Sections 5.4 and 5.5 are the interesting ones.
5.4: Energy consumption going down because of parallelism over multiple cores seems odd. What were those cores doing before? Better utilization causing some spinlocks to be used less or something?
5.5: Fine-grained lock contention significantly hurts energy consumption.
5.4 is the essential reason why multithreading has become the main method to increase CPU performance after 2004. For reaching a given level of performance, increasing the number of cores at the same clock frequency needs much less energy than increasing the clock frequency at the same number of cores.
5.5 depends a lot on the implementation used for locks. High energy consumption due to contention normally indicates bad lock implementations.

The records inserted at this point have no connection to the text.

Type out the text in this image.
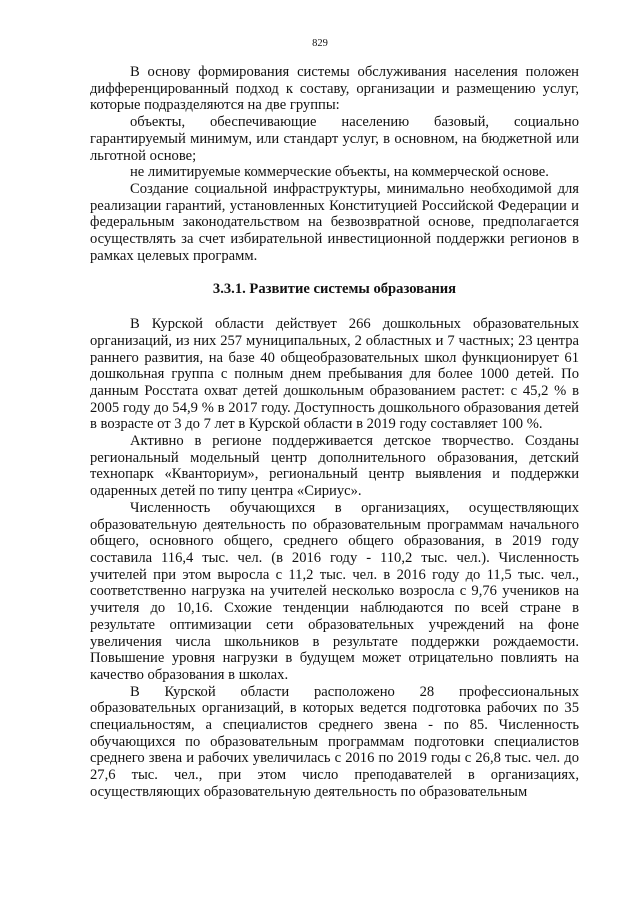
829

В основу формирования системы обслуживания населения положен дифференцированный подход к составу, организации и размещению услуг, которые подразделяются на две группы:

объекты, обеспечивающие населению базовый, социально гарантируемый минимум, или стандарт услуг, в основном, на бюджетной или льготной основе;

не лимитируемые коммерческие объекты, на коммерческой основе.

Создание социальной инфраструктуры, минимально необходимой для реализации гарантий, установленных Конституцией Российской Федерации и федеральным законодательством на безвозвратной основе, предполагается осуществлять за счет избирательной инвестиционной поддержки регионов в рамках целевых программ.

3.3.1. Развитие системы образования

В Курской области действует 266 дошкольных образовательных организаций, из них 257 муниципальных, 2 областных и 7 частных; 23 центра раннего развития, на базе 40 общеобразовательных школ функционирует 61 дошкольная группа с полным днем пребывания для более 1000 детей. По данным Росстата охват детей дошкольным образованием растет: с 45,2 % в 2005 году до 54,9 % в 2017 году. Доступность дошкольного образования детей в возрасте от 3 до 7 лет в Курской области в 2019 году составляет 100 %.

Активно в регионе поддерживается детское творчество. Созданы региональный модельный центр дополнительного образования, детский технопарк «Кванториум», региональный центр выявления и поддержки одаренных детей по типу центра «Сириус».

Численность обучающихся в организациях, осуществляющих образовательную деятельность по образовательным программам начального общего, основного общего, среднего общего образования, в 2019 году составила 116,4 тыс. чел. (в 2016 году - 110,2 тыс. чел.). Численность учителей при этом выросла с 11,2 тыс. чел. в 2016 году до 11,5 тыс. чел., соответственно нагрузка на учителей несколько возросла с 9,76 учеников на учителя до 10,16. Схожие тенденции наблюдаются по всей стране в результате оптимизации сети образовательных учреждений на фоне увеличения числа школьников в результате поддержки рождаемости. Повышение уровня нагрузки в будущем может отрицательно повлиять на качество образования в школах.

В Курской области расположено 28 профессиональных образовательных организаций, в которых ведется подготовка рабочих по 35 специальностям, а специалистов среднего звена - по 85. Численность обучающихся по образовательным программам подготовки специалистов среднего звена и рабочих увеличилась с 2016 по 2019 годы с 26,8 тыс. чел. до 27,6 тыс. чел., при этом число преподавателей в организациях, осуществляющих образовательную деятельность по образовательным
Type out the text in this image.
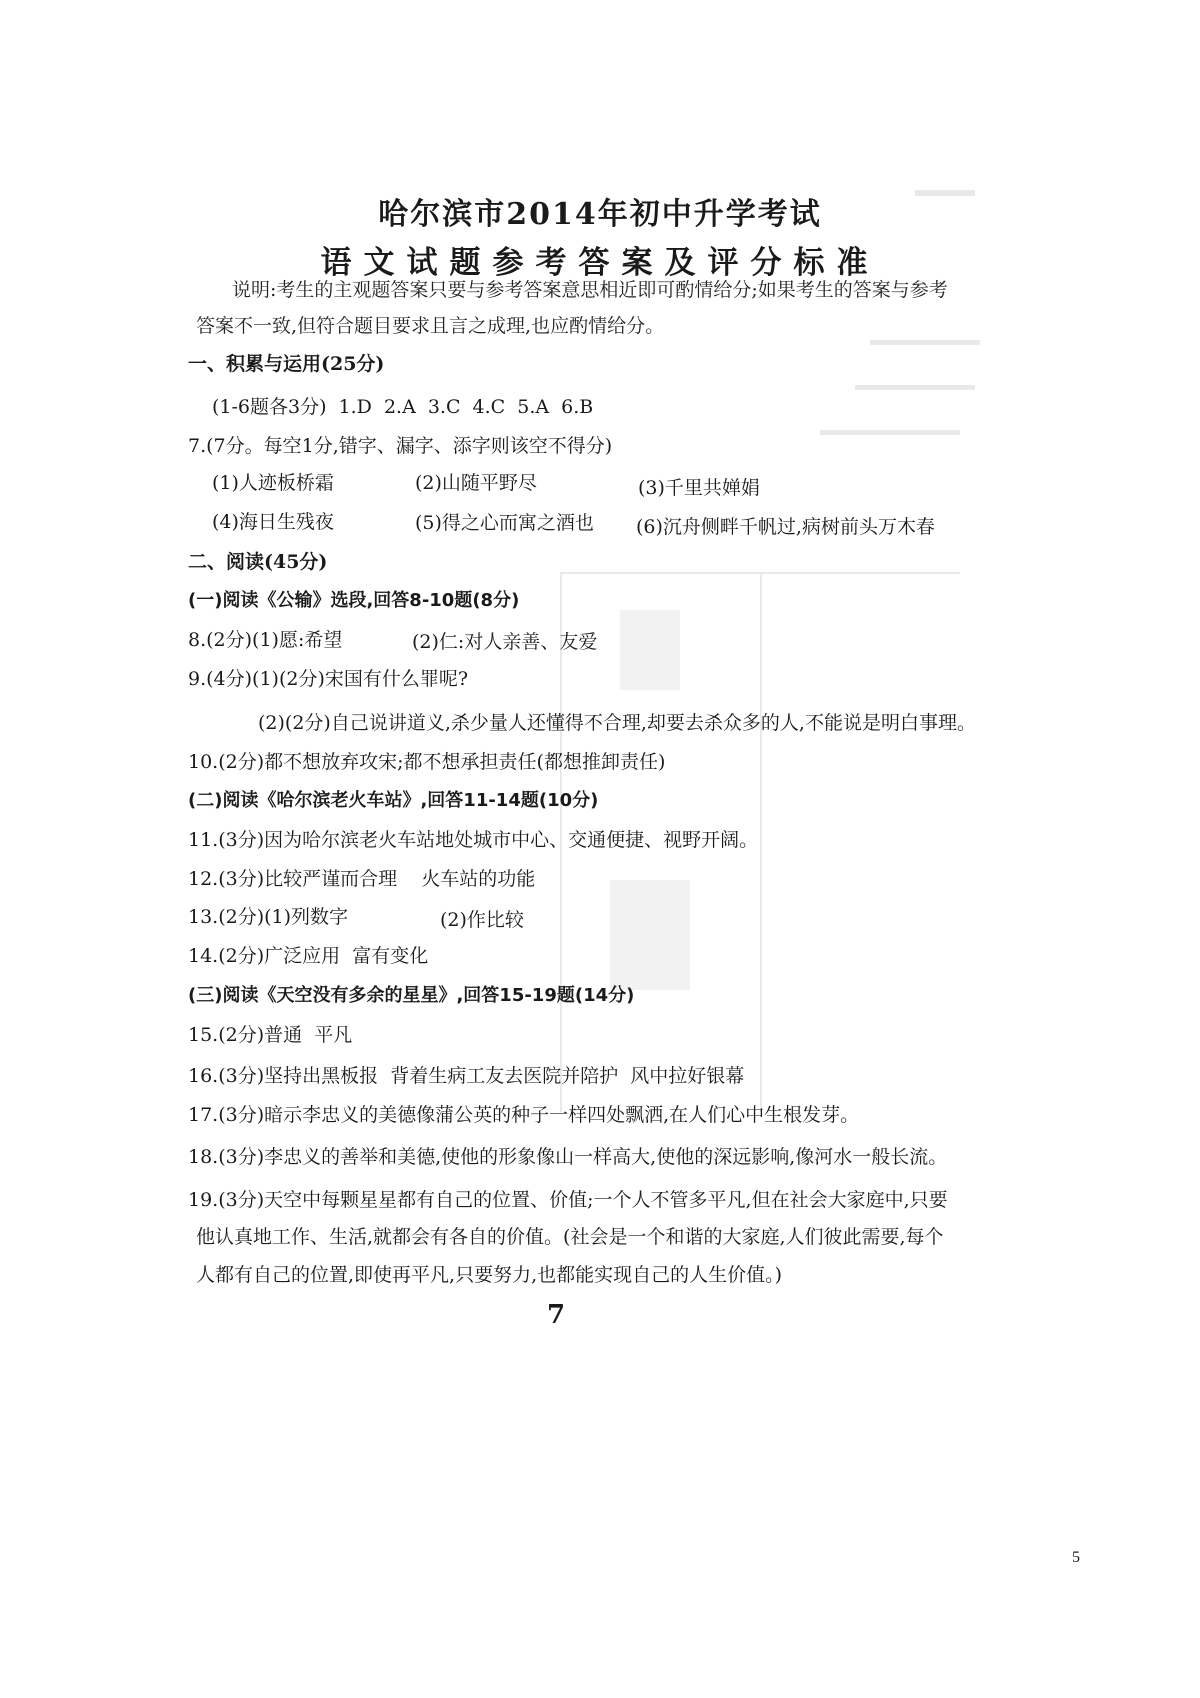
哈尔滨市2014年初中升学考试
语文试题参考答案及评分标准
说明:考生的主观题答案只要与参考答案意思相近即可酌情给分;如果考生的答案与参考
答案不一致,但符合题目要求且言之成理,也应酌情给分。
一、积累与运用(25分)
(1-6题各3分) 1.D 2.A 3.C 4.C 5.A 6.B
7.(7分。每空1分,错字、漏字、添字则该空不得分)
(1)人迹板桥霜	(2)山随平野尽	(3)千里共婵娟
(4)海日生残夜	(5)得之心而寓之酒也 (6)沉舟侧畔千帆过,病树前头万木春
二、阅读(45分)
(一)阅读《公输》选段,回答8-10题(8分)
8.(2分)(1)愿:希望	(2)仁:对人亲善、友爱
9.(4分)(1)(2分)宋国有什么罪呢?
(2)(2分)自己说讲道义,杀少量人还懂得不合理,却要去杀众多的人,不能说是明白事理。
10.(2分)都不想放弃攻宋;都不想承担责任(都想推卸责任)
(二)阅读《哈尔滨老火车站》,回答11-14题(10分)
11.(3分)因为哈尔滨老火车站地处城市中心、交通便捷、视野开阔。
12.(3分)比较严谨而合理    火车站的功能
13.(2分)(1)列数字	(2)作比较
14.(2分)广泛应用  富有变化
(三)阅读《天空没有多余的星星》,回答15-19题(14分)
15.(2分)普通  平凡
16.(3分)坚持出黑板报  背着生病工友去医院并陪护  风中拉好银幕
17.(3分)暗示李忠义的美德像蒲公英的种子一样四处飘洒,在人们心中生根发芽。
18.(3分)李忠义的善举和美德,使他的形象像山一样高大,使他的深远影响,像河水一般长流。
19.(3分)天空中每颗星星都有自己的位置、价值;一个人不管多平凡,但在社会大家庭中,只要
他认真地工作、生活,就都会有各自的价值。(社会是一个和谐的大家庭,人们彼此需要,每个
人都有自己的位置,即使再平凡,只要努力,也都能实现自己的人生价值。)
7
5
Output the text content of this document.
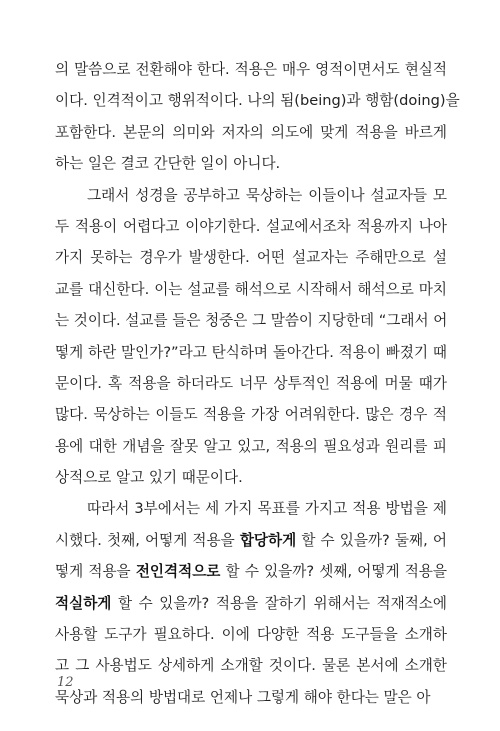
의 말씀으로 전환해야 한다. 적용은 매우 영적이면서도 현실적
이다. 인격적이고 행위적이다. 나의 됨(being)과 행함(doing)을
포함한다. 본문의 의미와 저자의 의도에 맞게 적용을 바르게
하는 일은 결코 간단한 일이 아니다.
그래서 성경을 공부하고 묵상하는 이들이나 설교자들 모
두 적용이 어렵다고 이야기한다. 설교에서조차 적용까지 나아
가지 못하는 경우가 발생한다. 어떤 설교자는 주해만으로 설
교를 대신한다. 이는 설교를 해석으로 시작해서 해석으로 마치
는 것이다. 설교를 들은 청중은 그 말씀이 지당한데 “그래서 어
떻게 하란 말인가?”라고 탄식하며 돌아간다. 적용이 빠졌기 때
문이다. 혹 적용을 하더라도 너무 상투적인 적용에 머물 때가
많다. 묵상하는 이들도 적용을 가장 어려워한다. 많은 경우 적
용에 대한 개념을 잘못 알고 있고, 적용의 필요성과 원리를 피
상적으로 알고 있기 때문이다.
따라서 3부에서는 세 가지 목표를 가지고 적용 방법을 제
시했다. 첫째, 어떻게 적용을 합당하게 할 수 있을까? 둘째, 어
떻게 적용을 전인격적으로 할 수 있을까? 셋째, 어떻게 적용을
적실하게 할 수 있을까? 적용을 잘하기 위해서는 적재적소에
사용할 도구가 필요하다. 이에 다양한 적용 도구들을 소개하
고 그 사용법도 상세하게 소개할 것이다. 물론 본서에 소개한
묵상과 적용의 방법대로 언제나 그렇게 해야 한다는 말은 아
12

In the best implementations, there is no actual contention. A waiting core only reads a private cache line, which consumes very little energy, until the thread that had hold the lock immediately before it modifies the cache line, which causes an exit from the waiting loop. In such implementations there is no global lock variable. There is only a queue associated with a resource and the threads insert themselves in the queue when they want to use the shared resource, providing to the previous thread the address where to signal that it has completed its use of the resource, so the single shared lock variable is replaced with per-thread variables that accomplish its function, without access contention.
While this has been known for several decades, one can still see archaic lock implementations where multiple cores attempt to read or write the same memory locations, which causes data transfers between the caches of various cores, at a very high power consumption.
Moreover, even if you use optimum lock implementations, mutual exclusion is not the best strategy for accessing a shared data resource. Even optimistic access, which is usually called "lock-free", is typically a bad choice.
In my opinion, the best method of cooperation between multiple threads is to use correctly implemented shared buffers or message queues.
By correctly implemented, I mean using neither mutual exclusion nor optimistic access (which may require retries), but using dynamic partitioning of the shared buffers/queues, which is done using an atomic fetch-and-add instruction and which ensures that when multiple threads access simultaneously the shared buffers or queues they access non-overlapping ranges. This is better than mutual exclusion because the threads are never stalled and this is better than "lock-free", i.e. optimistic access, because retries are never needed.
I'm not sure of the exact relationship, but power consumption increases greater than linear with clock speed. If you have 4 cores running at the same time, there's more likely to be thermal throttling → lower clock speeds → lower energy consumption.
Greater power draw though; remember that energy is the integral of power over time.